Костлявая рука безобразной старухи делает при этом грозный и красивый жест в воздухе, как бы пронзая шпагой невидимого быка.

И по всему амфитеатру, то тут, то там, десятки, сотни голосов, как эхо, повторяют последние слова каждой грозной фразы этой фурии. Да и самое молчание, самое внимание к беспощадному обвинению как бы подтверждает требование старухи: хоть умри, но рискуй жизнью, чтоб доставить нам удовольствие: или видеть, как ты убьешь быка одним грациозным ударом, или видеть самого себя раненым, окровавленным, даже убитым; мы здесь именно за этим, и нам нужно зрелище и красивое, и потрясающее, а не отталкивающее своей неловкостью и ненужной пачкотней в крови. Здесь не мясная лавка!

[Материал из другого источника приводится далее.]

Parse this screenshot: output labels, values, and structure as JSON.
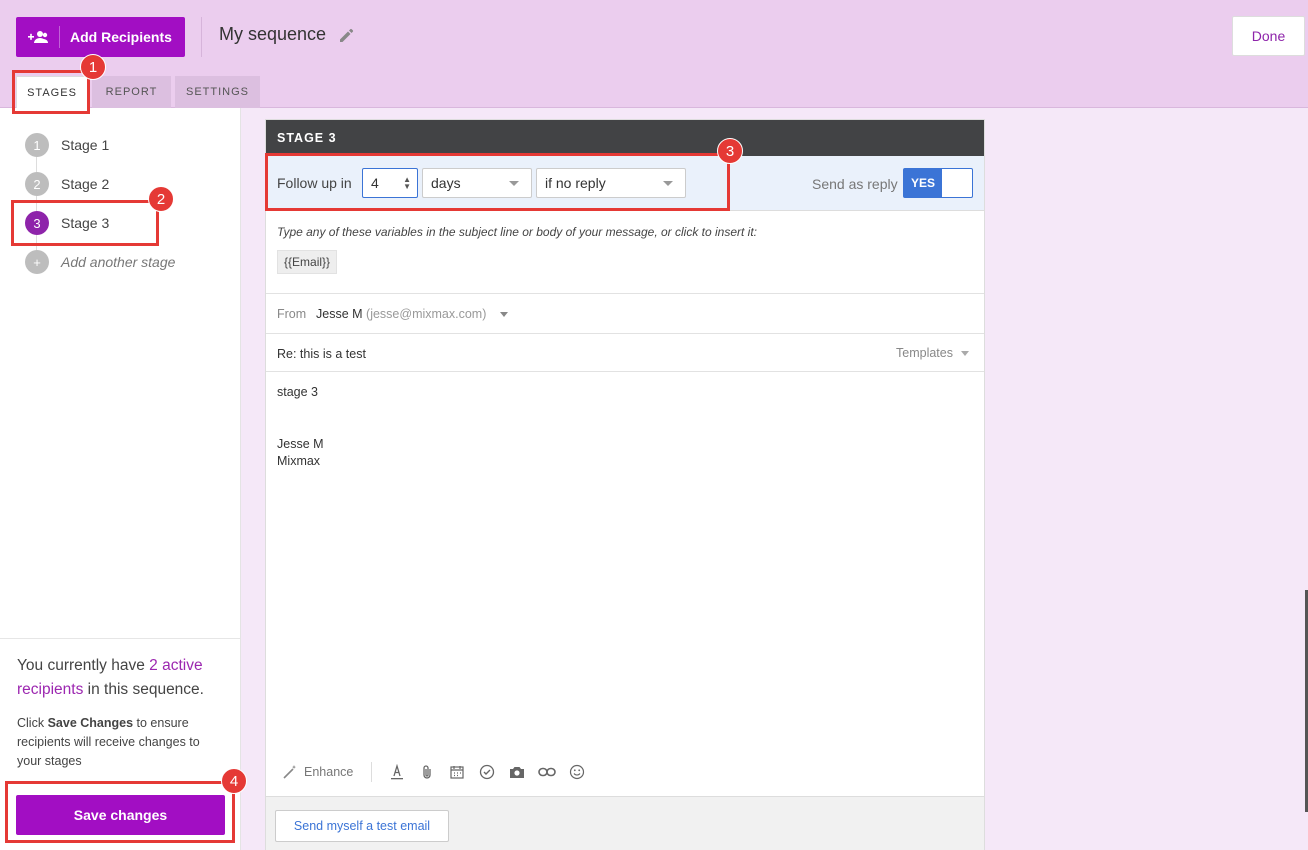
{
  "header": {
    "add_recipients_label": "Add Recipients",
    "sequence_title": "My sequence",
    "done_label": "Done",
    "tabs": [
      {
        "label": "STAGES",
        "active": true
      },
      {
        "label": "REPORT",
        "active": false
      },
      {
        "label": "SETTINGS",
        "active": false
      }
    ]
  },
  "sidebar": {
    "stages": [
      {
        "num": "1",
        "label": "Stage 1",
        "active": false
      },
      {
        "num": "2",
        "label": "Stage 2",
        "active": false
      },
      {
        "num": "3",
        "label": "Stage 3",
        "active": true
      }
    ],
    "add_stage_label": "Add another stage",
    "add_stage_icon": "+",
    "active_text_pre": "You currently have",
    "active_link": "2 active recipients",
    "active_text_post": "in this sequence.",
    "help_pre": "Click",
    "help_bold": "Save Changes",
    "help_post": "to ensure recipients will receive changes to your stages",
    "save_label": "Save changes"
  },
  "panel": {
    "title": "STAGE 3",
    "follow_up_label": "Follow up in",
    "follow_up_value": "4",
    "unit_select": "days",
    "condition_select": "if no reply",
    "send_as_reply_label": "Send as reply",
    "send_as_reply_toggle": "YES",
    "vars_hint": "Type any of these variables in the subject line or body of your message, or click to insert it:",
    "var_chip": "{{Email}}",
    "from_label": "From",
    "from_name": "Jesse M",
    "from_email": "(jesse@mixmax.com)",
    "subject": "Re: this is a test",
    "templates_label": "Templates",
    "body_line1": "stage 3",
    "body_sig1": "Jesse M",
    "body_sig2": "Mixmax",
    "enhance_label": "Enhance",
    "test_email_label": "Send myself a test email"
  },
  "annotations": [
    "1",
    "2",
    "3",
    "4"
  ],
  "colors": {
    "brand_purple": "#a20ec3",
    "header_bg": "#ebcdee",
    "accent_blue": "#3b74d6",
    "annotation_red": "#e53935"
  }
}
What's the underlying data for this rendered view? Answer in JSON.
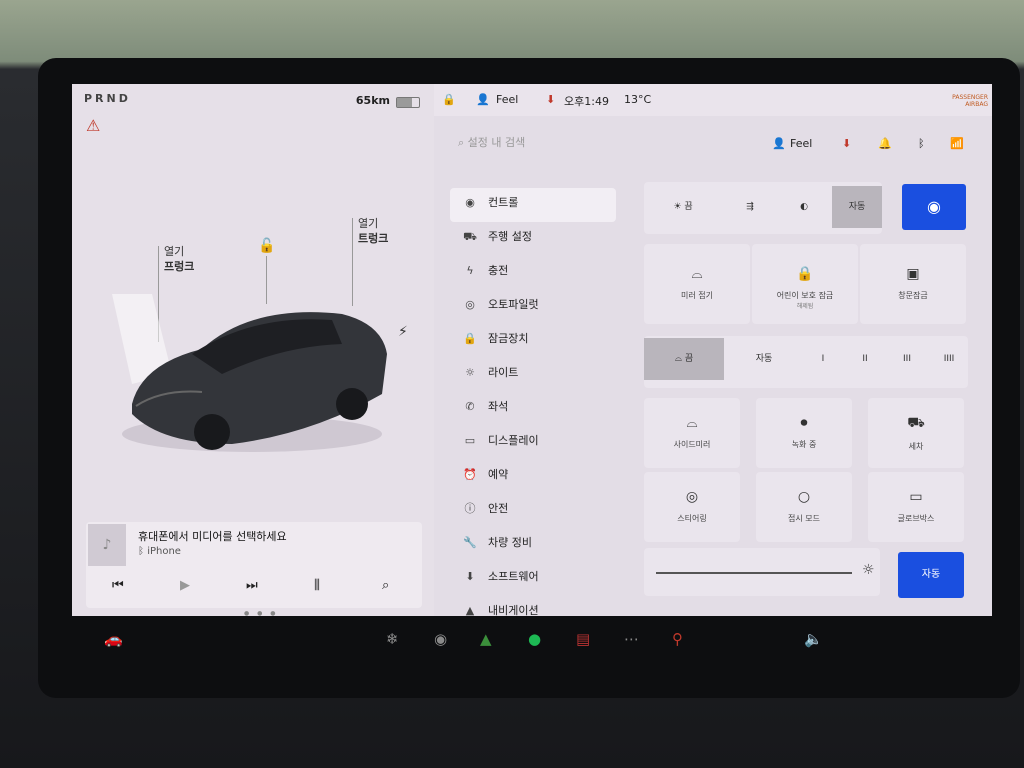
{
  "status": {
    "gear": "PRND",
    "range": "65km"
  },
  "left": {
    "callout_left": {
      "l1": "열기",
      "l2": "프렁크"
    },
    "callout_right": {
      "l1": "열기",
      "l2": "트렁크"
    }
  },
  "media": {
    "title": "휴대폰에서 미디어를 선택하세요",
    "source": "iPhone"
  },
  "topbar": {
    "profile": "Feel",
    "time": "오후1:49",
    "temp": "13°C",
    "airbag_l1": "PASSENGER",
    "airbag_l2": "AIRBAG"
  },
  "search": {
    "placeholder": "설정 내 검색"
  },
  "profile_header": "Feel",
  "menu": [
    {
      "icon": "toggle-icon",
      "label": "컨트롤"
    },
    {
      "icon": "car-icon",
      "label": "주행 설정"
    },
    {
      "icon": "bolt-icon",
      "label": "충전"
    },
    {
      "icon": "steering-icon",
      "label": "오토파일럿"
    },
    {
      "icon": "lock-icon",
      "label": "잠금장치"
    },
    {
      "icon": "sun-icon",
      "label": "라이트"
    },
    {
      "icon": "phone-icon",
      "label": "좌석"
    },
    {
      "icon": "display-icon",
      "label": "디스플레이"
    },
    {
      "icon": "clock-icon",
      "label": "예약"
    },
    {
      "icon": "info-icon",
      "label": "안전"
    },
    {
      "icon": "wrench-icon",
      "label": "차량 정비"
    },
    {
      "icon": "download-icon",
      "label": "소프트웨어"
    },
    {
      "icon": "nav-icon",
      "label": "내비게이션"
    }
  ],
  "lights": {
    "off": "끔",
    "auto": "자동"
  },
  "tiles1": [
    {
      "icon": "mirror-icon",
      "label": "미러 접기",
      "sub": ""
    },
    {
      "icon": "child-lock-icon",
      "label": "어린이 보호 잠금",
      "sub": "해제됨"
    },
    {
      "icon": "window-lock-icon",
      "label": "창문잠금",
      "sub": ""
    }
  ],
  "wipers": {
    "off": "끔",
    "auto": "자동",
    "levels": [
      "I",
      "II",
      "III",
      "IIII"
    ]
  },
  "tiles2": [
    {
      "icon": "side-mirror-icon",
      "label": "사이드미러"
    },
    {
      "icon": "dashcam-icon",
      "label": "녹화 중"
    },
    {
      "icon": "car-wash-icon",
      "label": "세차"
    },
    {
      "icon": "steering-adjust-icon",
      "label": "스티어링"
    },
    {
      "icon": "disabled-icon",
      "label": "접시 모드"
    },
    {
      "icon": "glovebox-icon",
      "label": "글로브박스"
    }
  ],
  "brightness": {
    "value": 0.98,
    "auto_label": "자동"
  }
}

Тем временем матадор, оскорбленный, освистанный, поруганный, все еще не может одолеть своего врага. Проклятый этот бык! Как он вертится! Приходится опять рисковать и жизнью, и новым поруганием за новую неудачу. А рука уже дрожит, дрожат уже и колени, дрожат и от раздражения, и от усталости.

Удар!.. Шпага погрузилась в мясо по самую рукоятку!..

Бык закачался. Опять и тут неудача! У этого проклятого быка и сердце где-то не на месте! Кровь потекла у него изо рта, а он все еще не падает.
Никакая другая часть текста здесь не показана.